# Lesson 6 - Session 2 - Pandas example 2

## Indexing in DataFrames

1. Indexing by location
2. Indexing by label
3. Indexing by Boolean masks
4. Indexing using slices
5. Column based and row based indexing
6. Hierarchical indexing (needs a multi indexed DataFrame)

In [None]:
# read data from the text variable csv, keep only 5 top rows
import pandas as pd

# sample DataFrame
import io

csv = '''
breed,type,longevity,size,weight
German Shepherd,herding,9.73,large,
Beagle,hound,12.3,small,
Yorkshire Terrier,toy,12.6,small,5.5
Golden Retriever,sporting,12.04,medium,60.0
Bulldog,non-sporting,6.29,medium,45.0
Labrador Retriever,sporting,12.04,medium,67.5
Boxer,working,8.81,medium,
Poodle,non-sporting,11.95,medium,
Dachshund,hound,12.63,small,24.0
Rottweiler,working,9.11,large,
Boston Terrier,non-sporting,10.92,medium,
Shih Tzu,toy,13.2,small,12.5
Miniature Schnauzer,terrier,11.81,small,15.5
Doberman Pinscher,working,10.33,large,
Chihuahua,toy,16.5,small,5.5
Siberian Husky,working,12.58,medium,47.5
Pomeranian,toy,9.67,small,5.0
French Bulldog,non-sporting,9.0,medium,27.0
Great Dane,working,6.96,large,
Shetland Sheepdog,herding,12.53,small,22.0
Cavalier King Charles Spaniel,toy,11.29,small,15.5
German Shorthaired Pointer,sporting,11.46,large,62.5
Maltese,toy,12.25,small,5.0
'''

df = pd.read_csv(io.StringIO(csv))
df = df.head(5)
print(df)
print("#" * 40)
df.set_index('breed', inplace=True)
print(df)

## Indexing by location (1/6)

Location-based a.k.a position-based or integer-based

In [None]:
# select the first row of the DataFrame
df.iloc[0]

In [None]:
# select the first column of the DataFrame
df.iloc[:,0]

In [None]:
# select a cell value by row and column index
df.iloc[0,2]

## Indexing by labels (2/6)

Label-based 

In [None]:
# select the row with index 'Beagle'
df.loc['Beagle']

In [None]:
# select the column longevity
df.loc[:,['longevity']]

## Indexing by Boolean masks (3/6)

In [None]:
# A boolean mask
df["size"]=="small" 

In [None]:
# select dogs with small size
df.loc[df["size"]=="small"]

In [None]:
# select dogs with small size and hound type 
df.loc[(df["size"]=="small") & (df["type"]=="hound")]
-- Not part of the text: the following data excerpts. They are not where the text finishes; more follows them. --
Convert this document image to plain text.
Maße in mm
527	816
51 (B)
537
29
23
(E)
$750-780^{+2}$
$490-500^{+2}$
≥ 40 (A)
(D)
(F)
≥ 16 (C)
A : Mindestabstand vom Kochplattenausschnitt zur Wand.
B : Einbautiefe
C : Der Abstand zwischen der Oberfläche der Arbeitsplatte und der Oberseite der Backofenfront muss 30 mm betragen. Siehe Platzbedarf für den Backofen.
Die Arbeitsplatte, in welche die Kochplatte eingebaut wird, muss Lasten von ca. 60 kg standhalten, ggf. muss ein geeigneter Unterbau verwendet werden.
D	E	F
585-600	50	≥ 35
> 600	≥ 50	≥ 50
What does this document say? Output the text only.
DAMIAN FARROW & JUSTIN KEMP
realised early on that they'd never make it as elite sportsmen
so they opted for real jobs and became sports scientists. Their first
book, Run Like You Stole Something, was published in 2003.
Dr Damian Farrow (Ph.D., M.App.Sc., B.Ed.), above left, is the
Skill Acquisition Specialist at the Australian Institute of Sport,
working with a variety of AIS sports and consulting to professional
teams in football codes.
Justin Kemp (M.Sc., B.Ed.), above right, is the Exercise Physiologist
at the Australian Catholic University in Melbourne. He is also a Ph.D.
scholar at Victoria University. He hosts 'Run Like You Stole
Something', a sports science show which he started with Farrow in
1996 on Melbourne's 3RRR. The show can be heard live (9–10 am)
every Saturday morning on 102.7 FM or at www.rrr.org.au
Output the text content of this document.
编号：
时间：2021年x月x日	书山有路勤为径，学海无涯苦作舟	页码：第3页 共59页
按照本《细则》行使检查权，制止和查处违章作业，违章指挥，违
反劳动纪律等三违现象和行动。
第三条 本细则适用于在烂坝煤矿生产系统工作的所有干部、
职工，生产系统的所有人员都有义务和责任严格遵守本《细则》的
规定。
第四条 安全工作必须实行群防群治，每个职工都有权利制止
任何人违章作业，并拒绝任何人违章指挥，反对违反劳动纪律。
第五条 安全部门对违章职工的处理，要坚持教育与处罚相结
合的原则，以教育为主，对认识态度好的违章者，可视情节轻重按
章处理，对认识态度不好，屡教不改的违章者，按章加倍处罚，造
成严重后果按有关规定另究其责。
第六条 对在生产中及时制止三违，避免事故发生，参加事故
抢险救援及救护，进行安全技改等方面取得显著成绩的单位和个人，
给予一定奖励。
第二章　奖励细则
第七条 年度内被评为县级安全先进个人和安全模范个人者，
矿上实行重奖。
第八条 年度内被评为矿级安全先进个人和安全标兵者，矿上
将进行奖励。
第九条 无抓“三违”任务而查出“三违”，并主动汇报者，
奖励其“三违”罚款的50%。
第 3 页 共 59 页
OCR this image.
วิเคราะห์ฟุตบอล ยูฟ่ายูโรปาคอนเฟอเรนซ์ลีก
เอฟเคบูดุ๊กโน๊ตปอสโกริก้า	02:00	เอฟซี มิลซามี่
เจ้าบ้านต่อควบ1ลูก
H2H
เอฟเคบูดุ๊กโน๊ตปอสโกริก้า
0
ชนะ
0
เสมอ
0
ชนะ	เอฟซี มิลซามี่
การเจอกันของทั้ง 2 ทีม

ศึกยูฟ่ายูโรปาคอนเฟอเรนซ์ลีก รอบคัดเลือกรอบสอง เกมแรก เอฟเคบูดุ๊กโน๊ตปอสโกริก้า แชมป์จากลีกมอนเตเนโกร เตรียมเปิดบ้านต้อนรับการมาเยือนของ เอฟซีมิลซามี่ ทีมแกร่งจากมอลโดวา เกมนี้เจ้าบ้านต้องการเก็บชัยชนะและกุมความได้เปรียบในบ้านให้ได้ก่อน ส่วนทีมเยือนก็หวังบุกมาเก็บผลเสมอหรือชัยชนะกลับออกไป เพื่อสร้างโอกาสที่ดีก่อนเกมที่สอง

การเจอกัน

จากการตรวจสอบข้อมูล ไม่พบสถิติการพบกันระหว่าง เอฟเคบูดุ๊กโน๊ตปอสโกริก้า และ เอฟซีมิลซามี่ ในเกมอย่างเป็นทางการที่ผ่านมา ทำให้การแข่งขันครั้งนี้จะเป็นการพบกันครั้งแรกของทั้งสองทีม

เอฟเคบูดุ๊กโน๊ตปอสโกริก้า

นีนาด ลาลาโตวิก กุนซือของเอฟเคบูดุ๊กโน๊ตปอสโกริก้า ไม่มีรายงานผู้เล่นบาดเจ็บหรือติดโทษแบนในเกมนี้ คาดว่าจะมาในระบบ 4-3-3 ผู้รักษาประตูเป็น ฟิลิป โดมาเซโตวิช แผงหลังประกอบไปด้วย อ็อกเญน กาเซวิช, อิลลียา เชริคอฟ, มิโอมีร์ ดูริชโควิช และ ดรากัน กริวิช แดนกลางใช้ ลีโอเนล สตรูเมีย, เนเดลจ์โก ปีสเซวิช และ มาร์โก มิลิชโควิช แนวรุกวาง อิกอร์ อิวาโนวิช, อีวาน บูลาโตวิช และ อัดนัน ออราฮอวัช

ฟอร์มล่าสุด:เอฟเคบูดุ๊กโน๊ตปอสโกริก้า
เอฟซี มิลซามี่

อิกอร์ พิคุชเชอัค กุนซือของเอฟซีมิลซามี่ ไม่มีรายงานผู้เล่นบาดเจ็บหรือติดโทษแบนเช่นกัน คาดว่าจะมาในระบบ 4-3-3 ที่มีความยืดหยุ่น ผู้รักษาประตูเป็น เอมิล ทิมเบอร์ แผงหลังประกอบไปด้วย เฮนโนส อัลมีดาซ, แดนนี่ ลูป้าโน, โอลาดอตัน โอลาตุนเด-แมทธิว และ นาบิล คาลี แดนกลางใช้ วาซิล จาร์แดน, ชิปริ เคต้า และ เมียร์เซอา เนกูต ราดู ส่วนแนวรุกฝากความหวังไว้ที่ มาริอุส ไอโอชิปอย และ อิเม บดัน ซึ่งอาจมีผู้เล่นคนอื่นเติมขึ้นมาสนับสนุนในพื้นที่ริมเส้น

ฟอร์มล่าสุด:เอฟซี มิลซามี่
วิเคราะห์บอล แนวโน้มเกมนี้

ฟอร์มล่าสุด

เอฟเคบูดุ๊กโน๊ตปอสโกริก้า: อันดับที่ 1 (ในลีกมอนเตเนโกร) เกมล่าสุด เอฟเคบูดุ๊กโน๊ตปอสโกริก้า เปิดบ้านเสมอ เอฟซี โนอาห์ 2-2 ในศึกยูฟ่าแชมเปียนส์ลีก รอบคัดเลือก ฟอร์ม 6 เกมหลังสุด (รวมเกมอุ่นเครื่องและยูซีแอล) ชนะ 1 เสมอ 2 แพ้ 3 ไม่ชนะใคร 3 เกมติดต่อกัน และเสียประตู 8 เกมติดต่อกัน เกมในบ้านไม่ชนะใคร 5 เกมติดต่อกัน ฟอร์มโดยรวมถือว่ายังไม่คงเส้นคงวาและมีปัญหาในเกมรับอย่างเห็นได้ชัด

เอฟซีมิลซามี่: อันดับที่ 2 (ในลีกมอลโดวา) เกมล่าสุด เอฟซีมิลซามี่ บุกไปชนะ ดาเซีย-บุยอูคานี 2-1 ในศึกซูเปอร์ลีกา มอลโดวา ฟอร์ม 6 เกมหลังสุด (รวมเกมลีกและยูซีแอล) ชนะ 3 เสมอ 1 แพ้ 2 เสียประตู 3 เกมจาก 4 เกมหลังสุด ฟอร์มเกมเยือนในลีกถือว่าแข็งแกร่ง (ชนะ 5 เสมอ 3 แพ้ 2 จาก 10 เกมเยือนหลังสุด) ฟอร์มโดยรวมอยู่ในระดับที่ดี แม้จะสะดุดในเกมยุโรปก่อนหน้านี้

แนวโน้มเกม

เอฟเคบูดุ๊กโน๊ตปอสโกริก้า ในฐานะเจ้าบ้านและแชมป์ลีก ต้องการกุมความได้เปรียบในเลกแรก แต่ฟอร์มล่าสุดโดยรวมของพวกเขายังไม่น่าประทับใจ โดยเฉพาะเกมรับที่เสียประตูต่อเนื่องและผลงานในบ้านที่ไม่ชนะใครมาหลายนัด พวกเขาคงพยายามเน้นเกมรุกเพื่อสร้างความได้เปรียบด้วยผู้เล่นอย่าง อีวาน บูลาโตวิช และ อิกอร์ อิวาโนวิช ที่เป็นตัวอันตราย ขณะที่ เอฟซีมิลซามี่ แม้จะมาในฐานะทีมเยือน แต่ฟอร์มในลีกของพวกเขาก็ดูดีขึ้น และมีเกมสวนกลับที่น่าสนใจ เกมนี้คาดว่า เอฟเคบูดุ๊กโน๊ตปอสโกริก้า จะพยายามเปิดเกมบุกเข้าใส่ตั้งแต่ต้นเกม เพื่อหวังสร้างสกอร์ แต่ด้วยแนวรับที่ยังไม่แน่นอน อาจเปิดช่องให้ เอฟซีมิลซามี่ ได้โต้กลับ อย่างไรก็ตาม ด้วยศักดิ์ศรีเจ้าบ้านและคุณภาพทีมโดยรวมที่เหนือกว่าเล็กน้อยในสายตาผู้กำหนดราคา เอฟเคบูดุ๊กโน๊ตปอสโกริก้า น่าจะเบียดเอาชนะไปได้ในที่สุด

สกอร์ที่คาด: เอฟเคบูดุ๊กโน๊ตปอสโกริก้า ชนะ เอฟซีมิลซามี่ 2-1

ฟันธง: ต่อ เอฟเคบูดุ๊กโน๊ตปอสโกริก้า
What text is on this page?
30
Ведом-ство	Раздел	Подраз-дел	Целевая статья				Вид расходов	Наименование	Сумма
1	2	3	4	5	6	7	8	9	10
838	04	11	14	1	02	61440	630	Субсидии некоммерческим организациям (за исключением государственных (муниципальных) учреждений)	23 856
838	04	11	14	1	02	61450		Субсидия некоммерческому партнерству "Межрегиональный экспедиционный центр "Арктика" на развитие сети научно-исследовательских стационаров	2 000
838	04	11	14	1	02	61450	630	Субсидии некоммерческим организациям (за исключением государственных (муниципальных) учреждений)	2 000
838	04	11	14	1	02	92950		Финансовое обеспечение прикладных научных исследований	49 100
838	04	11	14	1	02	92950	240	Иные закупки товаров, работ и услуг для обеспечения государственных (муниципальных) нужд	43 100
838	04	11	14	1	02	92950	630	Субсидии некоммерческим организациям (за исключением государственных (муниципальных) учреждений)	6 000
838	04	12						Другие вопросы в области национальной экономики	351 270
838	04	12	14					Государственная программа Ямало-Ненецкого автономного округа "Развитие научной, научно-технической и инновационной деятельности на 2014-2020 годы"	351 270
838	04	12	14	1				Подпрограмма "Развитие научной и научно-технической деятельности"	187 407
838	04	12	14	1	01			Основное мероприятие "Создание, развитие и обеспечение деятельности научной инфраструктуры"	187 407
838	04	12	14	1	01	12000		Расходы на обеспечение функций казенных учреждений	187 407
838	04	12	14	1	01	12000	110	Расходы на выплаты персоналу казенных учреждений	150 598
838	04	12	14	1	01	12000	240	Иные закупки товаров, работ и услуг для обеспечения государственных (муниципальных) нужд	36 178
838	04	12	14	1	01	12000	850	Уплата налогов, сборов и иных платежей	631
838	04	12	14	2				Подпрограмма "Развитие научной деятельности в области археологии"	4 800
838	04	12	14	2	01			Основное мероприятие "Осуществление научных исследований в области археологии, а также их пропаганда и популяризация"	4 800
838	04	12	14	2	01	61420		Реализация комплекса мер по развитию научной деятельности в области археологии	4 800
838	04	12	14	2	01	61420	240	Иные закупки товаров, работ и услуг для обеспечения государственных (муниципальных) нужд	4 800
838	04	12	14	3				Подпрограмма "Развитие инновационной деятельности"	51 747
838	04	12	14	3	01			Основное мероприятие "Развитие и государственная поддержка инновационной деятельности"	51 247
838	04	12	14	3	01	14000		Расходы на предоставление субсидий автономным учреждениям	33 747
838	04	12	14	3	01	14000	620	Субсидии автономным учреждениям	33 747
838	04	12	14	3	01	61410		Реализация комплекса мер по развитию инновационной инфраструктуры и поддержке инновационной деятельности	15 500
# Indexing using slices (4/6)

In [None]:
# select row 1 and row 2, and column 0 and column 1
df.iloc[1:3,0:2]

In [None]:
# select 3 specific rows and 2 specific columns
df.iloc[[1,3,0],[0,2]]

## Column based and row based indexing (5/6)

In [None]:
# select the column longevity
df['longevity']

In [None]:
# select the column longevity, using dot notation
df.longevity

In [None]:
# select columns longevity and size
df[['longevity', 'size']]

In [None]:
# select rows Beagle and Bulldog
df['longevity'][['Beagle', 'Bulldog']]

## Hierarchical indexing (6/6)

In [None]:
# read all data again, make DataFrame multi-indexed using columns size and type
df2 = pd.read_csv(io.StringIO(csv))
df2.set_index(['size', 'type'], inplace=True)

# sort index to improve performance and avoid warnings about performance
df2.sort_index(inplace=True)
df2

In [None]:
# using hierarchical index, (size, type) 
df2.loc[('small', 'hound')]